Na pré-campanha de 1996, o publicitário Sérgio Arapuã deixou preocupada a plateia que lotava o auditório do Centro de Convenções, em Ponta Negra, para ouvi-lo falar sobre marketing eleitoral no rádio e na televisão. Arapuã, já às portas dos 70 anos de idade, chegou atrasado, pediu desculpa e explicou o motivo: "Acostumado com a poluição de São Paulo, passei mal no hotel, ao respirar o ar puro de Natal." Depois da palestra, em conversa com jornalistas, ele jurou que a justificativa para o atraso era real. Não se tratava de nenhum agrado para conquistar a simpatia dos espectadores.
ana silva Com praias paradisíacas, cercada de áreas verdes, sol praticamente o ano todo e uma brisa que funciona como solvente da poluição urbana, Natal alia beleza com qualidade de vida e desenvolvimento humano
Outro episódio aconteceria anos depois.
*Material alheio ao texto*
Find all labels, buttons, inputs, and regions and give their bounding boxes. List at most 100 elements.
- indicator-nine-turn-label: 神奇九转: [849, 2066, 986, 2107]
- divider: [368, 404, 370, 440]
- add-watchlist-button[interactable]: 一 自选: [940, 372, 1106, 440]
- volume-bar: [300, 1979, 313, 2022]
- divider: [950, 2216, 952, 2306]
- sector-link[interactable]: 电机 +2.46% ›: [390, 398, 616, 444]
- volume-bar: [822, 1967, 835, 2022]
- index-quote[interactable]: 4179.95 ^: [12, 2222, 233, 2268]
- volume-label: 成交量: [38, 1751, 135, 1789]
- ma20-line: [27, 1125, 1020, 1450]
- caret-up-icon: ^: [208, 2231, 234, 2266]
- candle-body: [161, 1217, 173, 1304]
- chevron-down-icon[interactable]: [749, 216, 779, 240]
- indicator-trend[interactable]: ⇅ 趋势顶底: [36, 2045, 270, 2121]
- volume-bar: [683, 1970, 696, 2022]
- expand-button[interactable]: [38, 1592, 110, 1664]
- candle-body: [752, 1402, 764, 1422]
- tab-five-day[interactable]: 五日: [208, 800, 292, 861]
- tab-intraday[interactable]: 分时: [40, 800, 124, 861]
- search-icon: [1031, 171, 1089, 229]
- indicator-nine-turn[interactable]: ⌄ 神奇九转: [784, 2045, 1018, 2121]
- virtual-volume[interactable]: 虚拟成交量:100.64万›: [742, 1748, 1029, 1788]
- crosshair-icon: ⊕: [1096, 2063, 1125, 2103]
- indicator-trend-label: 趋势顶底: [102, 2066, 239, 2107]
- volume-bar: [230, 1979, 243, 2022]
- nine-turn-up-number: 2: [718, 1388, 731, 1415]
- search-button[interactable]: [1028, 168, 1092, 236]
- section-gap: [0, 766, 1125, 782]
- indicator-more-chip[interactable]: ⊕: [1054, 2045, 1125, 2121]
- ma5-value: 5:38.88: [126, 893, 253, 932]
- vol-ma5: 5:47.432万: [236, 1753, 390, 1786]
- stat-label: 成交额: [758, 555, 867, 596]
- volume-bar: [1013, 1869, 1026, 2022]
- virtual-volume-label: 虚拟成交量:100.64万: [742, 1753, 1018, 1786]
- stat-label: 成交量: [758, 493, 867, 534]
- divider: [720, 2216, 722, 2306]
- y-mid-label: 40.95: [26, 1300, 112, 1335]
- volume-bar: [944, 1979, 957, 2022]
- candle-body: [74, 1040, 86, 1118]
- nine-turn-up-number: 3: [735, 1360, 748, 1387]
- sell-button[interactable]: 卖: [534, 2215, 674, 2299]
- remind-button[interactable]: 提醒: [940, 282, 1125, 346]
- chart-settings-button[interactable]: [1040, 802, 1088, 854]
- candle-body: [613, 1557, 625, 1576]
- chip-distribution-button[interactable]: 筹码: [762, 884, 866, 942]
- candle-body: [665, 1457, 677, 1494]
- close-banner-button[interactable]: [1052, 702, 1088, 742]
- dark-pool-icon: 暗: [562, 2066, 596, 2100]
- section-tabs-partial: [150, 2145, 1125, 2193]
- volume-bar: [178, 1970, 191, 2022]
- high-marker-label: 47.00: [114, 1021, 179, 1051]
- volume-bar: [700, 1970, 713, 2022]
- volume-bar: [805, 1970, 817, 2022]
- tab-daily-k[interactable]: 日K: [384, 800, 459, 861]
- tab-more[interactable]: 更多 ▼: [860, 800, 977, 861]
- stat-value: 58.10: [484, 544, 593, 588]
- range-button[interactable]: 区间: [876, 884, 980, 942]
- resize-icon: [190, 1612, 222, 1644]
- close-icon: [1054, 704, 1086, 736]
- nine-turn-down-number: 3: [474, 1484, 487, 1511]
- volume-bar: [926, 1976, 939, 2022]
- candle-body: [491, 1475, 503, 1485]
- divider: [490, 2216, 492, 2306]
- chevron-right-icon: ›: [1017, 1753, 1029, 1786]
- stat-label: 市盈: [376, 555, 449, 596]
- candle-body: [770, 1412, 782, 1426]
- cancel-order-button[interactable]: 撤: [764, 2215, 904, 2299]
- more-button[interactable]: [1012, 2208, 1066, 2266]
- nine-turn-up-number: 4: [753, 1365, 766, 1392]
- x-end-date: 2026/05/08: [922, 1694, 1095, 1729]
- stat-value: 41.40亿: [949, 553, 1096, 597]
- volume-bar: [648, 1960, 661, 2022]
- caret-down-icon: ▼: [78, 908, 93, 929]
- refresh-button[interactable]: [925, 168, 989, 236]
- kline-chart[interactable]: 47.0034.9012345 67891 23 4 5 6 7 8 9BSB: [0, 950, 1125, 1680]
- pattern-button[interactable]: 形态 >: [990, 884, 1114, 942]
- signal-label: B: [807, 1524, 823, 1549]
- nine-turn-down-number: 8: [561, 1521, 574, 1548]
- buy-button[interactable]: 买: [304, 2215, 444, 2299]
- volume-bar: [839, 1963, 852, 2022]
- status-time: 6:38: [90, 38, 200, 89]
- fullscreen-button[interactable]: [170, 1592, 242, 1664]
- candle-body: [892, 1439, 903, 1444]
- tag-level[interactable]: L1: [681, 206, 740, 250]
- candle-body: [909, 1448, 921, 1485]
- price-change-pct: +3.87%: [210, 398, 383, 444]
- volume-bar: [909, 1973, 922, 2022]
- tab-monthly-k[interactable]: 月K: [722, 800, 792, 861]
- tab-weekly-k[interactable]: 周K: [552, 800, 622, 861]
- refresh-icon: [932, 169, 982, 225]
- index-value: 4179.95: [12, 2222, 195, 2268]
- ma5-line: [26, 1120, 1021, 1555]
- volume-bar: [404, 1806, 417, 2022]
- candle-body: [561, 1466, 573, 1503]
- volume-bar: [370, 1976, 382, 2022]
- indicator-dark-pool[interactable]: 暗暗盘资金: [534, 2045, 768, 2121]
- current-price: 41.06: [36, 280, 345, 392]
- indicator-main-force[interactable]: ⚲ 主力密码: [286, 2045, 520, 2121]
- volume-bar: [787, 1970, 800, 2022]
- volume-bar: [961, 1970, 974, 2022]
O condicionador de ar do ônibus que fazia um passeio turístico com um grupo de pais de alunos de um centro infantil quebrou. O guia agiu rápido. Antes que alguém pudesse reclamar, ele pediu que os passageiros abrissem as janelas. "Fale a verdade. Com um clima maravilhoso desses, quem precisa de ar-condicionado para apreciar as belezas de Natal? Respiramos o ar mais puro das Américas", disse o guia, citando o resultado de um estudo científico atribuído à Nasa, a agência espacial dos Estados Unidos.
Os dois episódios acima - ou nariz de cera na linguagem jornalística - foram citados para reforçar a importância da discussão do Plano Diretor de Natal, que será revisado este ano. O debate ganhará fórum privilegiado quando começar a ser discutido na Câmara Municipal. Aí, termos como outorga onerosa, desenvolvimento sustentável, operação urbana consorciada, solo criado, IPTU progressivo, ZPA, UCA farão parte do dia a dia do natalense.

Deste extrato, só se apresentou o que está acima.